Woensdag 1 augustus Leh

Leh We hebben om zeven uur afgesproken, maar besluiten er acht uur van te maken. Jantien vindt acht uur uiteindelijk ook te vroeg en besluit gewoon in Leh te blijven. Jacqueline neemt de bus naar Spituk. Het klooster is vol monniken. Morgen is er een speciale dienst en daar zijn ze nu een soort meel torrentjes aan het maken. Ze neemt met een paar Ladakhi vrouwen een gedeelde taxi terug naar Leh en is daar rond een uur of twee. Jantien geniet van de vrije ochtend en doet niet veel. Na een brunch besluit ze naar de Gomang stupa te lopen in de wijk Gangspa. Dit is een stuk de heuvel op. Als ze bij de afslag komt voelt ze zich niet goed en besluit weer terug te gaan. Op de terugweg ziet ze Jacqueline lopen. We spreken af om allebei naar restaurant Lamayuru te gaan. Hier maken ze, volgens de Jacqueline, de beste kaas-spinazie-momo’s. We eten wat, Jacqueline uiteraard momo’s en Jantien neemt patat. Ze heeft het even gehad met alle rijst. Om vier uur gaan we samen richting de Gomang stupa. Er is een hek maar dat is op slot. Iets verder zijn ze met de weg bezig.
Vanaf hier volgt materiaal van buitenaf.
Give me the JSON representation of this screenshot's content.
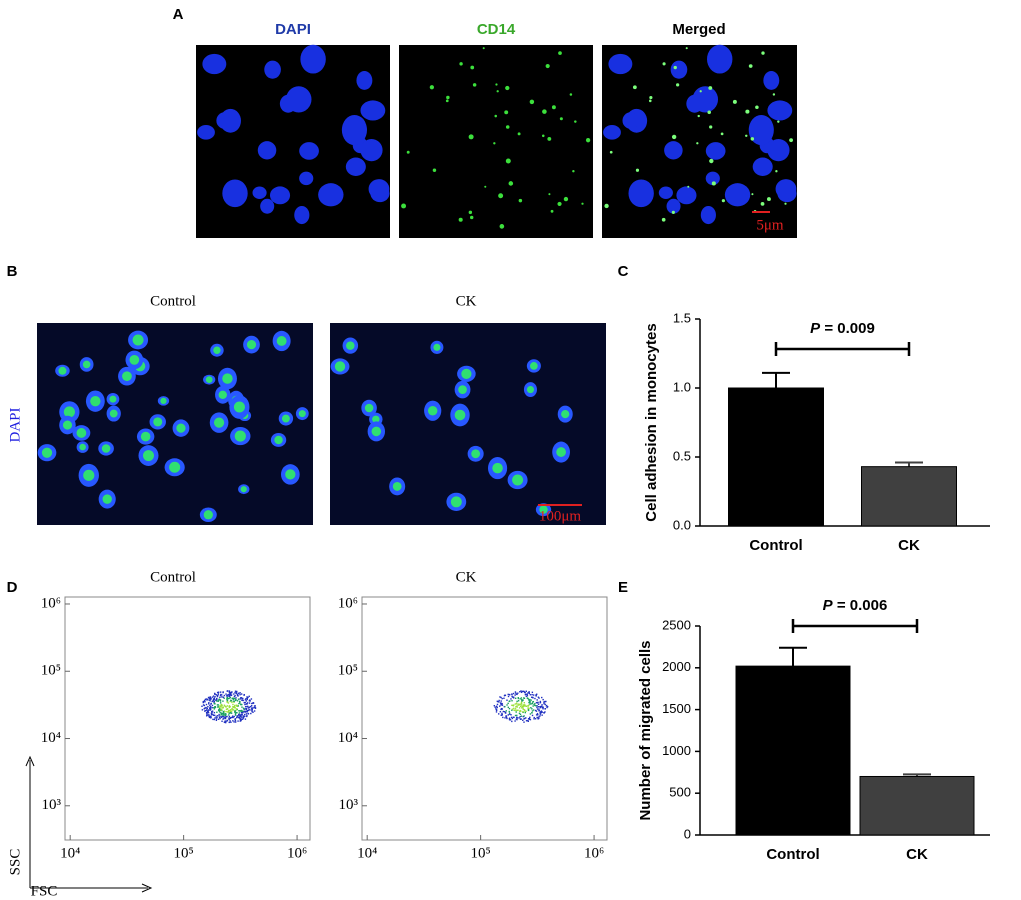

De mensen geven aan dat we langs de betonmolen moeten om bij de stupa te komen. De stupa zelf is groot en wit en wordt omringd door veel kleine stupa’s. We zijn alleen op zoek naar rotsgraveringen. In het reisboek van Jantien staat een hele mooie, maar die kunnen we niet vinden. We zien wel andere, maar die zijn kleiner en niet zo duidelijk. We besluiten om nog iets verder door te lopen en zien daar een café dat zich profileert als een boekenoase. Er staan een aantal grote boekenkasten en ze hebben een mooi overdekt terras. We besluiten iets te gaan drinken. We pakken allebei een Kuifje, die hebben ze ook, en lezen deze onder het genot van een drankje. Om half zes besluiten we terug te gaan. In een klein half uurtje zijn we terug bij het hostel. Iets voor half acht gaan we richting het internet. Jantien heeft met Leonie en haar ouders afgesproken. Het heeft wat moeite gekost om een tijdstip te vinden, maar het is gelukt. Leonie in Tibet, Jantien in Ladakh en onze ouders in Nederland zitten we gezamenlijk achter de msn. Jantien heeft alleen via internet contact met anderen, omdat ze hier op haar Indiase en Nederlandse mobiel geen bereik heeft.